昨年の衆院選や今年の東京都議選、参院選で、自民党の保守支持層の票が流れたのが参政党で、同党は選挙のたびに勢力を拡大している。高市氏は総裁選の選挙期間中の9月28日に配信されたユーチューブ番組で、「この政策だったらいっしょにやれるということを協力していくのは、立法府としての全体の責任」と述べ、参政党や日本保守党など主義主張の近い勢力との政策協議に言及していた。 高市氏との面会後、報道陣の取材に応じた神谷氏は「私は元々関西で政治をやっていたので、共通の知人が多いねという話や、私は市議(大阪・吹田市議)の時に高市さんにお会いしたことがあり、その時のことを話した」と述べた。

また「政策が近いものに関しては協力はできると思いますし、国益にかなうようなものに関しては賛成しますが、それ以外のことは野党としてしっかり判断していくので、そこは是々非々で」とも伝えたという。

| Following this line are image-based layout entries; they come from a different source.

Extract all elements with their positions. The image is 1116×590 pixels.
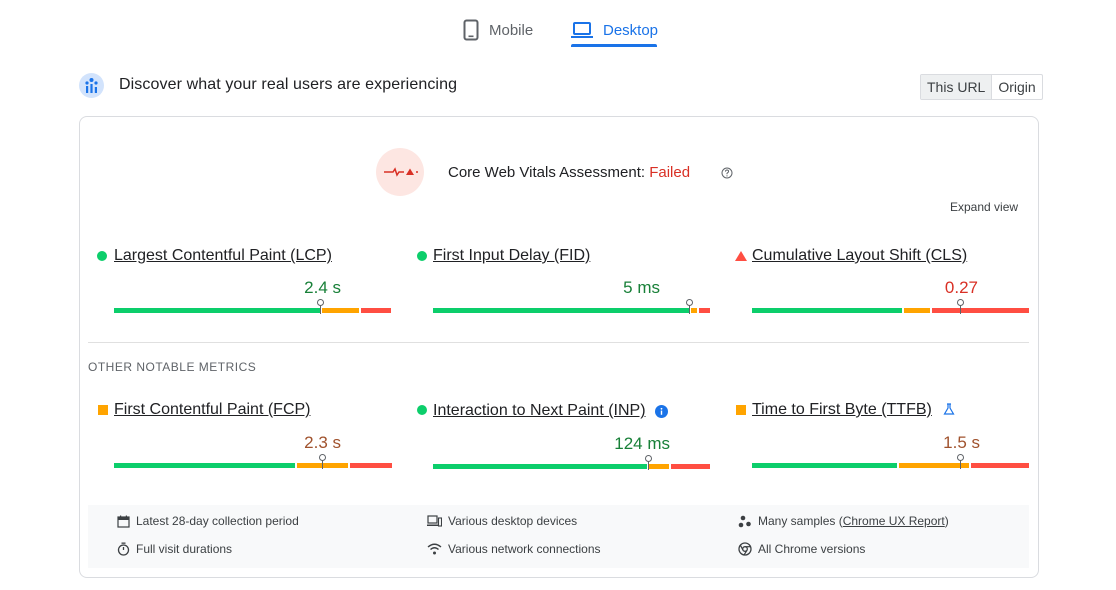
devices-icon: [427, 515, 442, 527]
laptop-icon: [571, 21, 593, 39]
data-details-footer: [88, 505, 1029, 568]
wifi-icon: [427, 543, 442, 555]
metric-lcp-value: 2.4 s: [304, 278, 341, 297]
metric-cls-name[interactable]: Cumulative Layout Shift (CLS): [752, 247, 968, 264]
good-segment: [433, 464, 647, 469]
page-title: Discover what your real users are experi…: [119, 76, 458, 93]
footer-network: Various network connections: [427, 542, 601, 556]
other-metrics-heading: OTHER NOTABLE METRICS: [88, 360, 257, 374]
footer-durations-text: Full visit durations: [136, 542, 233, 556]
url-origin-toggle: This URL Origin: [920, 74, 1043, 100]
tab-desktop-label: Desktop: [603, 21, 659, 39]
needs-improvement-segment: [899, 463, 969, 468]
footer-samples-text: Many samples (Chrome UX Report): [758, 514, 949, 528]
origin-button[interactable]: Origin: [998, 79, 1036, 95]
expand-view-link[interactable]: Expand view: [950, 200, 1019, 214]
calendar-icon: [117, 515, 130, 528]
this-url-button[interactable]: This URL: [921, 75, 993, 99]
assessment-title: Core Web Vitals Assessment: Failed: [448, 164, 690, 181]
needs-improvement-segment: [649, 464, 669, 469]
footer-chrome-text: All Chrome versions: [758, 542, 866, 556]
assessment-status-icon: [376, 148, 424, 196]
help-icon[interactable]: [721, 167, 733, 179]
metric-cls-value: 0.27: [944, 278, 978, 297]
samples-suffix: ): [944, 514, 949, 528]
tab-desktop[interactable]: Desktop: [571, 12, 658, 48]
metric-ttfb-name[interactable]: Time to First Byte (TTFB): [752, 401, 932, 418]
needs-improvement-indicator-icon: [736, 405, 746, 415]
metric-lcp-name[interactable]: Largest Contentful Paint (LCP): [114, 247, 332, 264]
distribution-bar-inp: [433, 455, 710, 470]
assessment-label: Core Web Vitals Assessment:: [448, 164, 650, 181]
distribution-bar-lcp: [114, 299, 391, 314]
needs-improvement-segment: [691, 308, 697, 313]
poor-segment: [350, 463, 392, 468]
info-icon[interactable]: [655, 405, 668, 418]
good-segment: [433, 308, 689, 313]
distribution-bar-ttfb: [752, 454, 1029, 469]
poor-segment: [361, 308, 391, 313]
needs-improvement-segment: [322, 308, 359, 313]
metric-inp-name[interactable]: Interaction to Next Paint (INP): [433, 402, 646, 419]
footer-durations: Full visit durations: [117, 542, 232, 556]
metric-ttfb-value: 1.5 s: [943, 433, 980, 452]
chrome-ux-report-link[interactable]: Chrome UX Report: [842, 514, 945, 528]
good-indicator-icon: [417, 405, 427, 415]
active-tab-indicator: [571, 44, 657, 47]
poor-segment: [932, 308, 1029, 313]
metric-inp-value: 124 ms: [614, 434, 670, 453]
metric-fcp-value: 2.3 s: [304, 433, 341, 452]
footer-collection-period: Latest 28-day collection period: [117, 514, 299, 528]
needs-improvement-indicator-icon: [98, 405, 108, 415]
good-segment: [114, 308, 320, 313]
good-indicator-icon: [97, 251, 107, 261]
people-icon: [738, 515, 752, 528]
tab-mobile-label: Mobile: [489, 21, 534, 39]
needs-improvement-segment: [904, 308, 930, 313]
footer-network-text: Various network connections: [448, 542, 601, 556]
poor-segment: [699, 308, 710, 313]
distribution-bar-fid: [433, 299, 710, 314]
metric-fid-value: 5 ms: [623, 278, 660, 297]
metric-fid-name[interactable]: First Input Delay (FID): [433, 247, 591, 264]
poor-segment: [971, 463, 1029, 468]
poor-segment: [671, 464, 710, 469]
distribution-bar-fcp: [114, 454, 392, 469]
samples-prefix: Many samples (: [758, 514, 843, 528]
distribution-bar-cls: [752, 299, 1029, 314]
poor-indicator-icon: [735, 251, 747, 261]
phone-icon: [463, 19, 479, 41]
footer-chrome-versions: All Chrome versions: [738, 542, 865, 556]
good-segment: [752, 308, 902, 313]
metric-fcp-name[interactable]: First Contentful Paint (FCP): [114, 401, 311, 418]
assessment-status: Failed: [649, 164, 691, 181]
footer-collection-text: Latest 28-day collection period: [136, 514, 299, 528]
tab-mobile[interactable]: Mobile: [463, 12, 533, 48]
good-indicator-icon: [417, 251, 427, 261]
footer-devices: Various desktop devices: [427, 514, 577, 528]
good-segment: [114, 463, 295, 468]
section-divider: [88, 342, 1029, 343]
experimental-flask-icon: [943, 403, 955, 415]
footer-samples: Many samples (Chrome UX Report): [738, 514, 949, 528]
footer-devices-text: Various desktop devices: [448, 514, 578, 528]
timer-icon: [117, 542, 130, 556]
good-segment: [752, 463, 897, 468]
field-data-icon: [79, 73, 104, 98]
field-data-card: [79, 116, 1039, 578]
chrome-icon: [738, 542, 752, 556]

少数与党の自民党総裁となった高市氏から連立協議に関する話はあったかとの問いには、「そういった話は一切なかった」と否定。「我々はまだ連立を組めるような状態ではなく、未完成。連立に関してはまったく検討もしていません」と述べた。連立協議の可能性が生まれるタイミングとしては「次の衆院選を経てしっかり議席を確保し、衆院でも会派が回せるようになれば」と述べた。

一方で、政策が近い高市総裁の誕生で参政党とかぶる部分が表面化し、躍進を続けてきた選挙への今後の懸念はないのか問われると「保守かどうかといわれればかぶる部分があると思うが、我々は反グローバリズム。そこに関しては、高市さんの方はグローバリズムに乗った政策が多く、対立軸はきちんとある」と主張。「選挙は、特に影響はないと思っている。政策の違いを打ち出していけば戦えると思う」と語った。